Alcuni Paesi europei stanno lavorando sulle modifiche alle norme dell’accoglienza ai profughi ucraini.
La solidarietà finora dimostrata ha avuto l’effetto di depauperare le fila dell’esercito ucraino, con tanti maschi in età militare che preferiscono scappare in Europa piuttosto che servire Kiev.

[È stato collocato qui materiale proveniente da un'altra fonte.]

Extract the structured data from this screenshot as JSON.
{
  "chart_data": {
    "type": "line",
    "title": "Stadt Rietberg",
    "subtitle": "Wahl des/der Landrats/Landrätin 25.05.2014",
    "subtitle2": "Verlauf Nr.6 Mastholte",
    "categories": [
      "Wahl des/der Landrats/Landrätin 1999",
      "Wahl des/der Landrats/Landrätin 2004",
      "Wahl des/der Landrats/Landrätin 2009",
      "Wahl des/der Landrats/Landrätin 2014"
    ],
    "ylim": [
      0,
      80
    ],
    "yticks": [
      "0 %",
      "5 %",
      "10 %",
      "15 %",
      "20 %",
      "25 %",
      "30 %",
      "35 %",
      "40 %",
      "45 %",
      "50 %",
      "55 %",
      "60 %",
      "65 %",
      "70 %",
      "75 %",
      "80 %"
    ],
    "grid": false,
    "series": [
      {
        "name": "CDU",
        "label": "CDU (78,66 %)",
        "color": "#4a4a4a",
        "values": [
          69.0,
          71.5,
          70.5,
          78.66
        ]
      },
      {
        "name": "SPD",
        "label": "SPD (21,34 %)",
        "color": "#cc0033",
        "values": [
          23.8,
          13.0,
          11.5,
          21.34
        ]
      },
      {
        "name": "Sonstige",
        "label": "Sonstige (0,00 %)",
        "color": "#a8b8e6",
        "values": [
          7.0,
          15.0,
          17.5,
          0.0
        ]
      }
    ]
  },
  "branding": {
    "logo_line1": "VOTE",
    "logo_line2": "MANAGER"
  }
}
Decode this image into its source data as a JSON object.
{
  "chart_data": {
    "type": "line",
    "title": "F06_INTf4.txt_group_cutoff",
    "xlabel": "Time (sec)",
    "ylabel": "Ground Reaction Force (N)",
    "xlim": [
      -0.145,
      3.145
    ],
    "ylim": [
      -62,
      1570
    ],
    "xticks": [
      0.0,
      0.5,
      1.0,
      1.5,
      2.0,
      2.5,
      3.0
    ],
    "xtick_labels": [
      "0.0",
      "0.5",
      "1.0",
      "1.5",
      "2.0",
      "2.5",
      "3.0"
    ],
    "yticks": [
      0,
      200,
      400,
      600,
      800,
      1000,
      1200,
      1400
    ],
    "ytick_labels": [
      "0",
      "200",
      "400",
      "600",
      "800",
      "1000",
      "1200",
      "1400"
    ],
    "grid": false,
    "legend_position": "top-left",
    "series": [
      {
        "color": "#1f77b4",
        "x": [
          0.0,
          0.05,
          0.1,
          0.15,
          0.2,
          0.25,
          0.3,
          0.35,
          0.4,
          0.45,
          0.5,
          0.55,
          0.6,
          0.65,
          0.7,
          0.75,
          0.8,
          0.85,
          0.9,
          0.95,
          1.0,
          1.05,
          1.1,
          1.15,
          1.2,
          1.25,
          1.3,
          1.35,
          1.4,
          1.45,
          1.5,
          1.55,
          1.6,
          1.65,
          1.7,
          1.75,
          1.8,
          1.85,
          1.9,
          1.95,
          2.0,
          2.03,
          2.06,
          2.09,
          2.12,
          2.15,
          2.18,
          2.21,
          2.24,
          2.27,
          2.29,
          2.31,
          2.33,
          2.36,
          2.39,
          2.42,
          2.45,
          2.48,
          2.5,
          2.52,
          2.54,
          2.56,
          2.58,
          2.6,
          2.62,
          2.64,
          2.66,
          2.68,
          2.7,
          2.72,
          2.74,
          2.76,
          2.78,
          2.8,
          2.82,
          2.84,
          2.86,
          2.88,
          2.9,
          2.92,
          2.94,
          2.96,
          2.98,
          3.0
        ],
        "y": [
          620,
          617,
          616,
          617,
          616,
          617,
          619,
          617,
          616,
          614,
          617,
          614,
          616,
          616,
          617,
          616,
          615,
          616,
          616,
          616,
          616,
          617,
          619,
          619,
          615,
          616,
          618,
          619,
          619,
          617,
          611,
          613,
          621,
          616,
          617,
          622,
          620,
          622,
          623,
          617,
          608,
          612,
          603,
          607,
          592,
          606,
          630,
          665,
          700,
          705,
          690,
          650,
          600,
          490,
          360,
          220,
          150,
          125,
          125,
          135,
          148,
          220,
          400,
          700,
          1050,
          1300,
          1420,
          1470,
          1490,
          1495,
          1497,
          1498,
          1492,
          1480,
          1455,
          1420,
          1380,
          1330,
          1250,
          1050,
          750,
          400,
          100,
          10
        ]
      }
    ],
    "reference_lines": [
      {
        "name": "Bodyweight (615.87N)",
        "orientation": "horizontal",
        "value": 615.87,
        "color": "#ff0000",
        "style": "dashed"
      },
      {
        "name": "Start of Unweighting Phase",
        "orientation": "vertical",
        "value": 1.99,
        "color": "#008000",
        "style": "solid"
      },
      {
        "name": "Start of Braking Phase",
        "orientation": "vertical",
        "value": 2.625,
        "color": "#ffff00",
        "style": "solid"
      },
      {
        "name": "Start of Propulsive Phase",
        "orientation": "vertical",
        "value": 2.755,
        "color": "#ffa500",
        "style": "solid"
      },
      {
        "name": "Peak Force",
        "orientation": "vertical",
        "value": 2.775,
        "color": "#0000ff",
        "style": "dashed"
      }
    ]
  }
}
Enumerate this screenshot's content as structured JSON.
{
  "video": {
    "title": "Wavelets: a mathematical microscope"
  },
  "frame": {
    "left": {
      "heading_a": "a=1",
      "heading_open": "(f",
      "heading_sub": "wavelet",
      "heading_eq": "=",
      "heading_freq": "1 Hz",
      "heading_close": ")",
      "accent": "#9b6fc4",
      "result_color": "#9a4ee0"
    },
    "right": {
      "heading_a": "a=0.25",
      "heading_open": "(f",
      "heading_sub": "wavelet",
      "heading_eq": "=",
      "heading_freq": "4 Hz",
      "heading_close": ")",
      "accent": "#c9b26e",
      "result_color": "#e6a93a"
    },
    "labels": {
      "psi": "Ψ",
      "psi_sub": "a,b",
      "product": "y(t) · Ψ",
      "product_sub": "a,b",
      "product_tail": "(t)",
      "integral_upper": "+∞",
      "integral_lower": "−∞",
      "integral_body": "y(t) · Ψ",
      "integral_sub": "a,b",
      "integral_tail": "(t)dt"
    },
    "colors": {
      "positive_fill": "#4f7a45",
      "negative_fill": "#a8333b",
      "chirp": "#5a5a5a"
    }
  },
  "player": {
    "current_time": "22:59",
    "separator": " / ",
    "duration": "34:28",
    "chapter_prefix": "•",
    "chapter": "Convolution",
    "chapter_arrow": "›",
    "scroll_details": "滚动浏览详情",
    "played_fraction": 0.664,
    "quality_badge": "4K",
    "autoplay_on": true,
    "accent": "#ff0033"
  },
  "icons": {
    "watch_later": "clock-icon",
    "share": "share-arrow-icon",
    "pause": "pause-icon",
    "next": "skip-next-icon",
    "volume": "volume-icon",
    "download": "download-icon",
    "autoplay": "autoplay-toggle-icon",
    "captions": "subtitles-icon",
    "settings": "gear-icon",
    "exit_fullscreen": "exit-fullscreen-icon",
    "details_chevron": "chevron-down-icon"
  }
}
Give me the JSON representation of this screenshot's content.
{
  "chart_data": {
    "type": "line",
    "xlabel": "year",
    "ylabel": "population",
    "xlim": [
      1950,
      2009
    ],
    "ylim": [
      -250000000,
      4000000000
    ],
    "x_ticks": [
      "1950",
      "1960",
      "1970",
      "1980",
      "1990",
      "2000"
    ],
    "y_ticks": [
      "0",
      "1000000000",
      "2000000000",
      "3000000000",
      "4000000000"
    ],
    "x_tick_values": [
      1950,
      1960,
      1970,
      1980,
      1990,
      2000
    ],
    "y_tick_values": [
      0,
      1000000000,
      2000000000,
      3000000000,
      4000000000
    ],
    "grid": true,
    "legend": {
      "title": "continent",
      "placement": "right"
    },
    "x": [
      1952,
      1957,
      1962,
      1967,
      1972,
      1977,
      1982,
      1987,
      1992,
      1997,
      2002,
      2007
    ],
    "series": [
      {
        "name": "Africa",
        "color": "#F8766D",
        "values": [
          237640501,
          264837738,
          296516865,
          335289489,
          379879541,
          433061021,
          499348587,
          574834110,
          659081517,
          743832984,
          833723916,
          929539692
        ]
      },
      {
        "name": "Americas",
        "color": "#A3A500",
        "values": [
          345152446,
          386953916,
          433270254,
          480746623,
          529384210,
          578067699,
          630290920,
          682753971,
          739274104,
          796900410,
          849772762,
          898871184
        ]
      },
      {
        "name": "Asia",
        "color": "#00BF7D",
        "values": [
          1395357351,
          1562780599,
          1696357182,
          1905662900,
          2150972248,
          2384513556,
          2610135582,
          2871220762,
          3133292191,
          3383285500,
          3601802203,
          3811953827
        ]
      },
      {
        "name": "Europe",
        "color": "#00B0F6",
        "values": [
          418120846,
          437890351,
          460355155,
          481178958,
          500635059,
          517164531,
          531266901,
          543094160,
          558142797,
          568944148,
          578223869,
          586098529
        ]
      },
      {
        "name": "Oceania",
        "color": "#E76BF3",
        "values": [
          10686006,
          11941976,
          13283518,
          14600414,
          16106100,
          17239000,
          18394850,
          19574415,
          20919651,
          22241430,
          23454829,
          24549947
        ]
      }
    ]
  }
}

Come riporta il sito Strumenti Politici, questa situazione è divenuta insostenibile anzitutto sotto l’aspetto politico. La narrativa degli ucraini eroici purtroppo crolla di fronte alla realtà delle centinaia di migliaia di renitenti e di disertori.
Sotto l’aspetto finanziario, il budget di diversi Stati membri della UE non è sufficiente a mantenere tutti.
Dunque bisogna iniziare a tagliare. E cominciano dagli uomini che dovrebbero essere in Ucraina ad attendere il loro turno nella mobilitazione. Lo chiedono anzitutto i vertici di Kiev, che hanno disperatamente bisogno di nuovi soldati per le loro operazioni. Appena insediatosi, lo aveva denunciato il nuovo ministro della Difesa.
Nel frattempo Zelensky ha chiesto la collaborazione del cancelliere Merz e di altri leader europei, i quali tentennavano perché le regole comunitarie impediscono di respingere i richiedenti asilo ucraini.
Ma d’ora in poi potranno porre modifiche specifiche per restringere le maglie dell’accoglienza ai maschi in età di leva. Ad esempio in Danimarca ora devono presentare i documenti che comprovano il loro esonero dal servizio militare. Anche Estonia, Lettonia e Lituania cercano di limitare l’afflusso e di far sì che gli uomini ucraini tornino indietro e restino a disposizione dell’esercito.
Si è impegnata nei cambiamenti normativi in peggio anche la Norvegia, che non è un membro della UE, ma che sulla tematica ucraina ha fatto quanto e più dei membri, soprattutto nella sfera dell’assistenza militare.